Caro Presidente Tortorelli, è stato fortissimo il contributo delle imprese, dell'intraprendenza e della creatività dei nostri imprenditori, e conta moltissimo il capitale umano, la capacità professionale delle nostre forze di lavoro, però occorre innanzitutto riportare in primo luogo, al posto che le spetta, la questione meridionale.
Si dirà: è un'espressione antica. Anche qualche studioso ha scritto che si dovrebbe abolire la questione meridionale: insomma, dà fastidio, è un'espressione che sembra desueta. Io dico: chiamiamola come vogliamo, ma qui c'è una parte del Paese, una parte cospicua del Paese, che continua ad essere troppo lontana dai livelli di sviluppo e dalle condizioni di vita dell'altra parte del Paese. Superare questo dualismo del nostro sviluppo, questa profonda divaricazione, questo sempre grave divario è una delle missioni per cui è nato lo Stato unitario ed è un obiettivo attuale e irrinunciabile dell'Italia d'oggi.
Vorrei ringraziare il Presidente Restucci che una volta mi guidò - non l'ho dimenticato - in una passeggiata per Venezia facendomi scoprire quell'altra meraviglia: lo ritrovo qui che ci aiuta a capire la meraviglia di Matera.

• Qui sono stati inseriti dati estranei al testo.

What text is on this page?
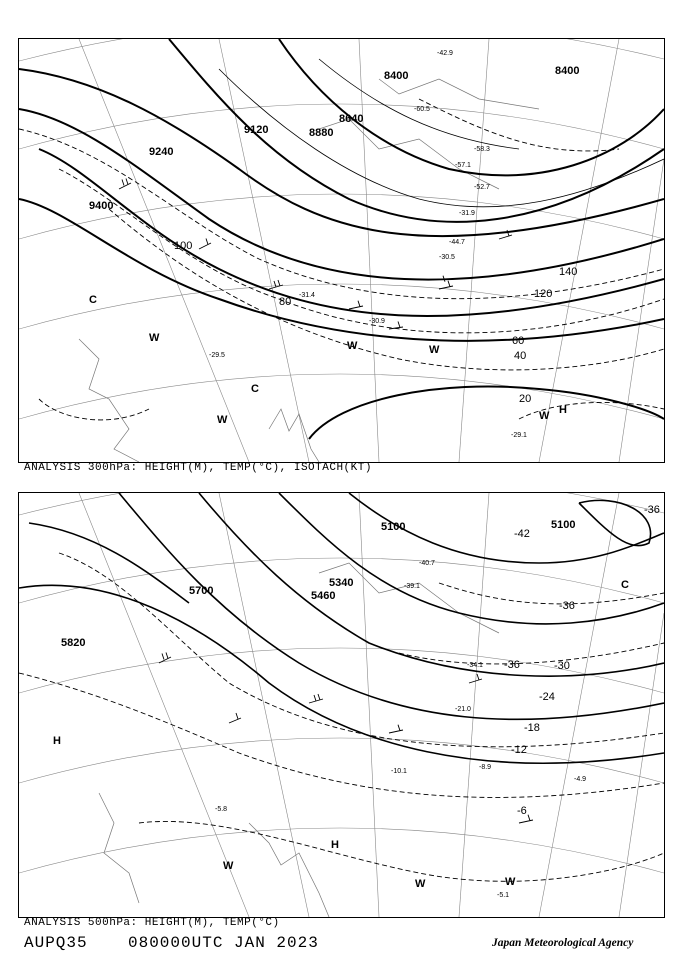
8400	8400
8640
8880
9120
9240
9400
20
40
60
80
100
120
140
-30.9
-31.4
-29.5
-30.5
-31.9
-29.1
-57.1
-58.3
-52.7
-44.7
-42.9
-60.5
H
C
C
W
W	W
W	W
ANALYSIS 300hPa: HEIGHT(M), TEMP(°C), ISOTACH(KT)
5100	5100
5340
5460
5700
5820
-36
-36
-30
-24
-18
-12
-6
-42
-36
-40.7
-39.1
-34.1
-21.0
-10.1
-8.9
-4.9
-5.1
-5.8
H
H
W
W	W
C
ANALYSIS 500hPa: HEIGHT(M), TEMP(°C)
AUPQ35	080000UTC JAN 2023	Japan Meteorological Agency
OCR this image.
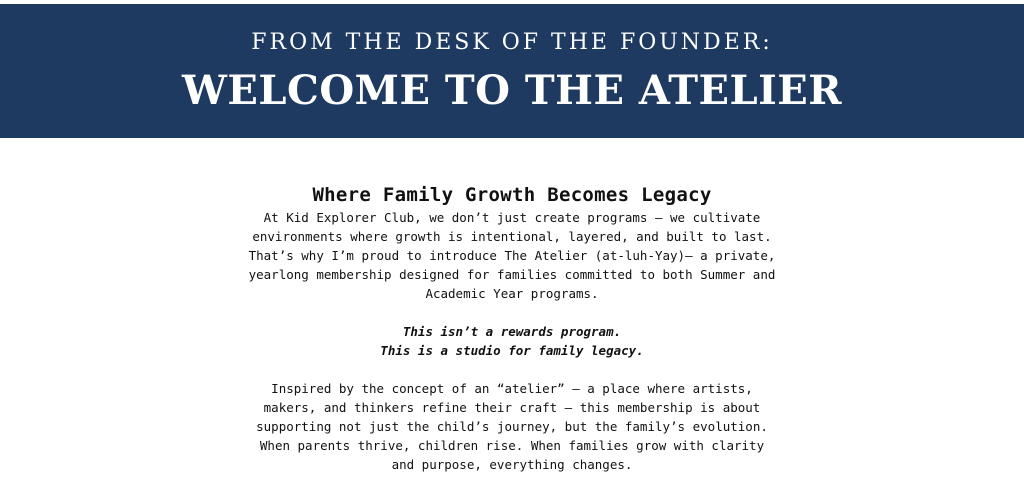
FROM THE DESK OF THE FOUNDER:
WELCOME TO THE ATELIER
Where Family Growth Becomes Legacy

At Kid Explorer Club, we don’t just create programs — we cultivate

environments where growth is intentional, layered, and built to last.

That’s why I’m proud to introduce The Atelier (at-luh-Yay)– a private,

yearlong membership designed for families committed to both Summer and

Academic Year programs.

This isn’t a rewards program.

This is a studio for family legacy.

Inspired by the concept of an “atelier” — a place where artists,

makers, and thinkers refine their craft — this membership is about

supporting not just the child’s journey, but the family’s evolution.

When parents thrive, children rise. When families grow with clarity

and purpose, everything changes.
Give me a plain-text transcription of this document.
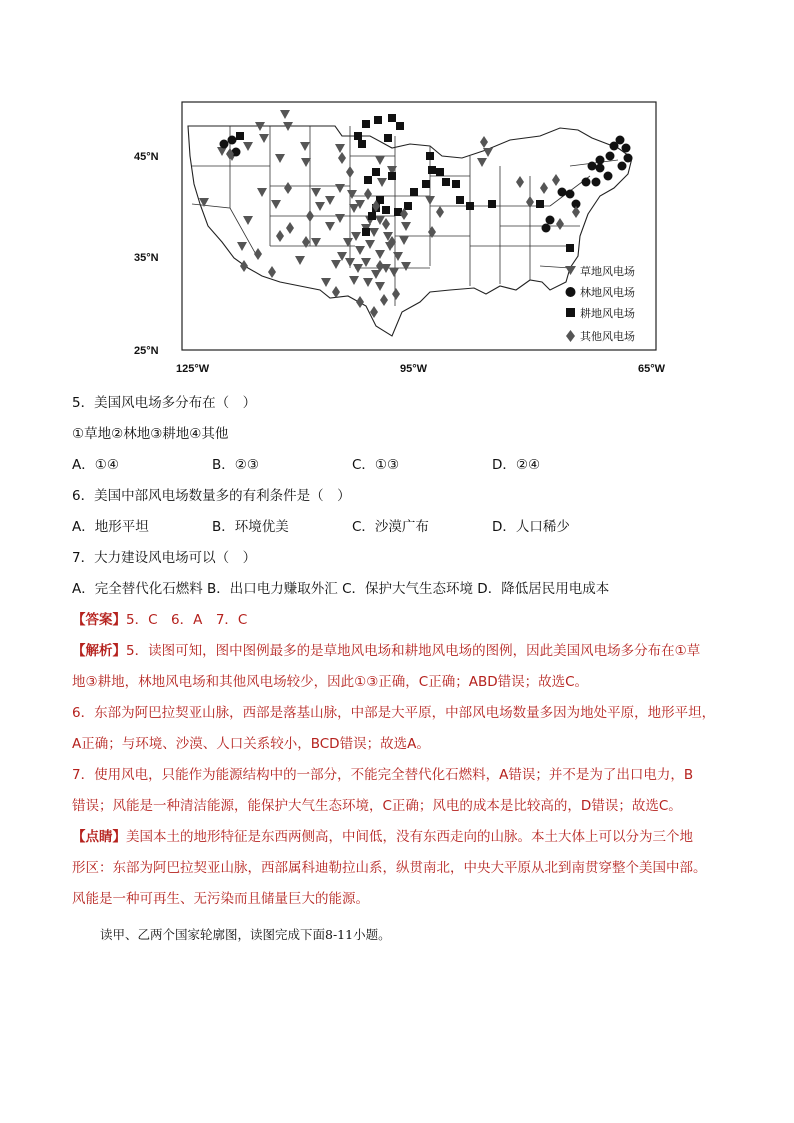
45°N
35°N
25°N
125°W	95°W	65°W
草地风电场
林地风电场
耕地风电场
其他风电场
5．美国风电场多分布在（　）
①草地②林地③耕地④其他
A．①④	B．②③	C．①③	D．②④
6．美国中部风电场数量多的有利条件是（　）
A．地形平坦	B．环境优美	C．沙漠广布	D．人口稀少
7．大力建设风电场可以（　）
A．完全替代化石燃料 B．出口电力赚取外汇 C．保护大气生态环境 D．降低居民用电成本
【答案】5．C　6．A　7．C
【解析】5．读图可知，图中图例最多的是草地风电场和耕地风电场的图例，因此美国风电场多分布在①草
地③耕地，林地风电场和其他风电场较少，因此①③正确，C正确；ABD错误；故选C。
6．东部为阿巴拉契亚山脉，西部是落基山脉，中部是大平原，中部风电场数量多因为地处平原，地形平坦，
A正确；与环境、沙漠、人口关系较小，BCD错误；故选A。
7．使用风电，只能作为能源结构中的一部分，不能完全替代化石燃料，A错误；并不是为了出口电力，B
错误；风能是一种清洁能源，能保护大气生态环境，C正确；风电的成本是比较高的，D错误；故选C。
【点睛】美国本土的地形特征是东西两侧高，中间低，没有东西走向的山脉。本土大体上可以分为三个地
形区：东部为阿巴拉契亚山脉，西部属科迪勒拉山系，纵贯南北，中央大平原从北到南贯穿整个美国中部。
风能是一种可再生、无污染而且储量巨大的能源。
读甲、乙两个国家轮廓图，读图完成下面8-11小题。
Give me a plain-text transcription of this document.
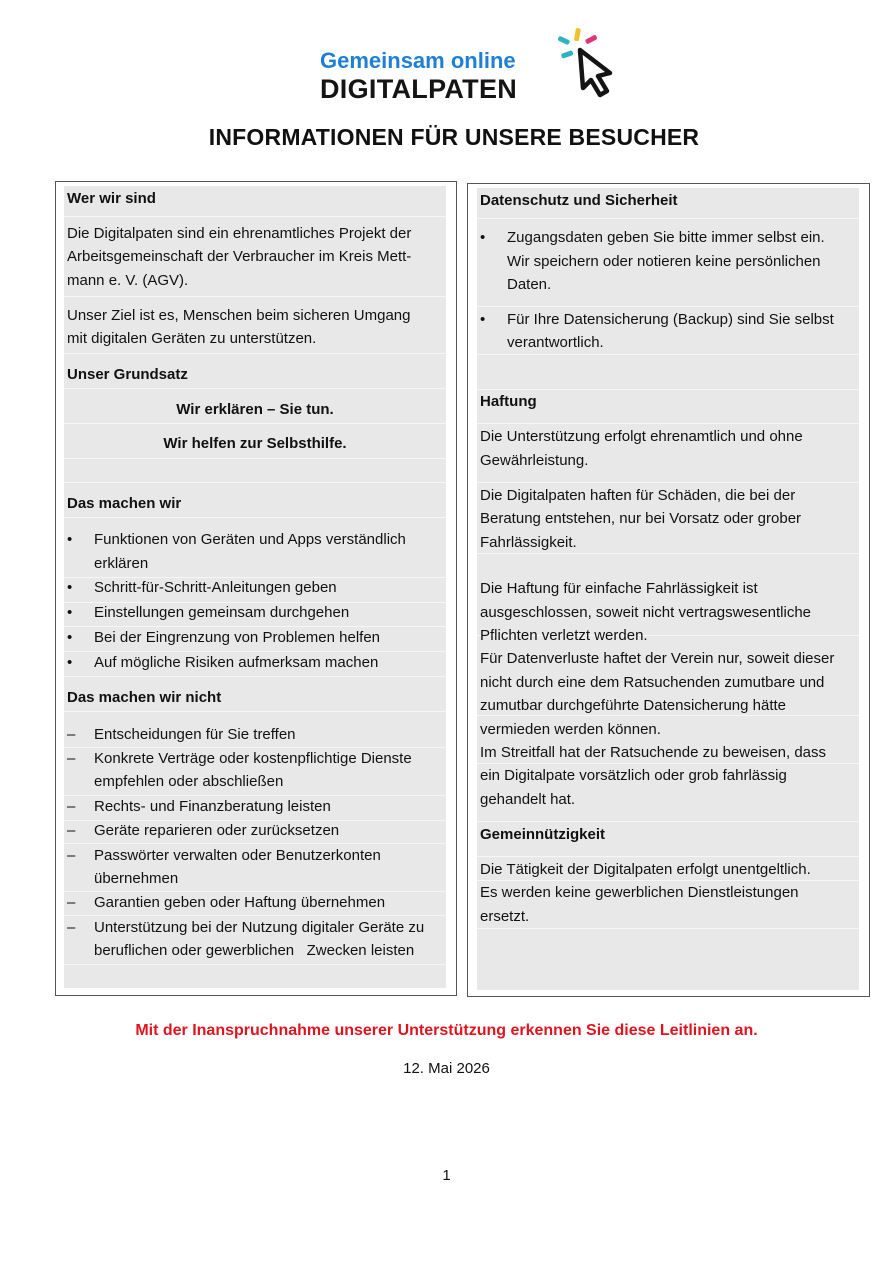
Gemeinsam online
DIGITALPATEN
INFORMATIONEN FÜR UNSERE BESUCHER
Wer wir sind
Die Digitalpaten sind ein ehrenamtliches Projekt der
Arbeitsgemeinschaft der Verbraucher im Kreis Mett-
mann e. V. (AGV).
Unser Ziel ist es, Menschen beim sicheren Umgang
mit digitalen Geräten zu unterstützen.
Unser Grundsatz
Wir erklären – Sie tun.
Wir helfen zur Selbsthilfe.
Das machen wir
•	Funktionen von Geräten und Apps verständlich
erklären
•	Schritt-für-Schritt-Anleitungen geben
•	Einstellungen gemeinsam durchgehen
•	Bei der Eingrenzung von Problemen helfen
•	Auf mögliche Risiken aufmerksam machen
Das machen wir nicht
–	Entscheidungen für Sie treffen
–	Konkrete Verträge oder kostenpflichtige Dienste
empfehlen oder abschließen
–	Rechts- und Finanzberatung leisten
–	Geräte reparieren oder zurücksetzen
–	Passwörter verwalten oder Benutzerkonten
übernehmen
–	Garantien geben oder Haftung übernehmen
–	Unterstützung bei der Nutzung digitaler Geräte zu
beruflichen oder gewerblichen   Zwecken leisten
Datenschutz und Sicherheit
•	Zugangsdaten geben Sie bitte immer selbst ein.
Wir speichern oder notieren keine persönlichen
Daten.
•	Für Ihre Datensicherung (Backup) sind Sie selbst
verantwortlich.
Haftung
Die Unterstützung erfolgt ehrenamtlich und ohne
Gewährleistung.
Die Digitalpaten haften für Schäden, die bei der
Beratung entstehen, nur bei Vorsatz oder grober
Fahrlässigkeit.
Die Haftung für einfache Fahrlässigkeit ist
ausgeschlossen, soweit nicht vertragswesentliche
Pflichten verletzt werden.
Für Datenverluste haftet der Verein nur, soweit dieser
nicht durch eine dem Ratsuchenden zumutbare und
zumutbar durchgeführte Datensicherung hätte
vermieden werden können.
Im Streitfall hat der Ratsuchende zu beweisen, dass
ein Digitalpate vorsätzlich oder grob fahrlässig
gehandelt hat.
Gemeinnützigkeit
Die Tätigkeit der Digitalpaten erfolgt unentgeltlich.
Es werden keine gewerblichen Dienstleistungen
ersetzt.
Mit der Inanspruchnahme unserer Unterstützung erkennen Sie diese Leitlinien an.
12. Mai 2026
1
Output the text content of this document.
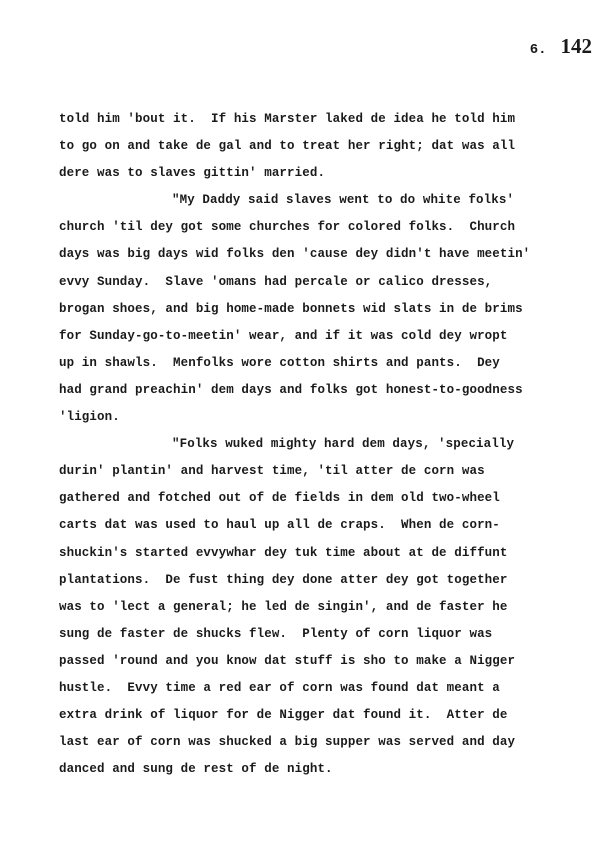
6. 142
told him 'bout it.  If his Marster laked de idea he told him
to go on and take de gal and to treat her right; dat was all
dere was to slaves gittin' married.
"My Daddy said slaves went to do white folks'
church 'til dey got some churches for colored folks.  Church
days was big days wid folks den 'cause dey didn't have meetin'
evvy Sunday.  Slave 'omans had percale or calico dresses,
brogan shoes, and big home-made bonnets wid slats in de brims
for Sunday-go-to-meetin' wear, and if it was cold dey wropt
up in shawls.  Menfolks wore cotton shirts and pants.  Dey
had grand preachin' dem days and folks got honest-to-goodness
'ligion.
"Folks wuked mighty hard dem days, 'specially
durin' plantin' and harvest time, 'til atter de corn was
gathered and fotched out of de fields in dem old two-wheel
carts dat was used to haul up all de craps.  When de corn-
shuckin's started evvywhar dey tuk time about at de diffunt
plantations.  De fust thing dey done atter dey got together
was to 'lect a general; he led de singin', and de faster he
sung de faster de shucks flew.  Plenty of corn liquor was
passed 'round and you know dat stuff is sho to make a Nigger
hustle.  Evvy time a red ear of corn was found dat meant a
extra drink of liquor for de Nigger dat found it.  Atter de
last ear of corn was shucked a big supper was served and day
danced and sung de rest of de night.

Ebbene, dovremmo trovare un momento di sintesi che significhi rafforzamento della nostra comune consapevolezza dell'unità, dell'indivisibilità della nazione italiana.
Dovremmo arrivare ad un impegno convergente, per far crescere il nostro Paese in un mondo cambiato, in seno al quale l'Italia potrà avere il posto che le spetta solo se rafforzerà la propria unità.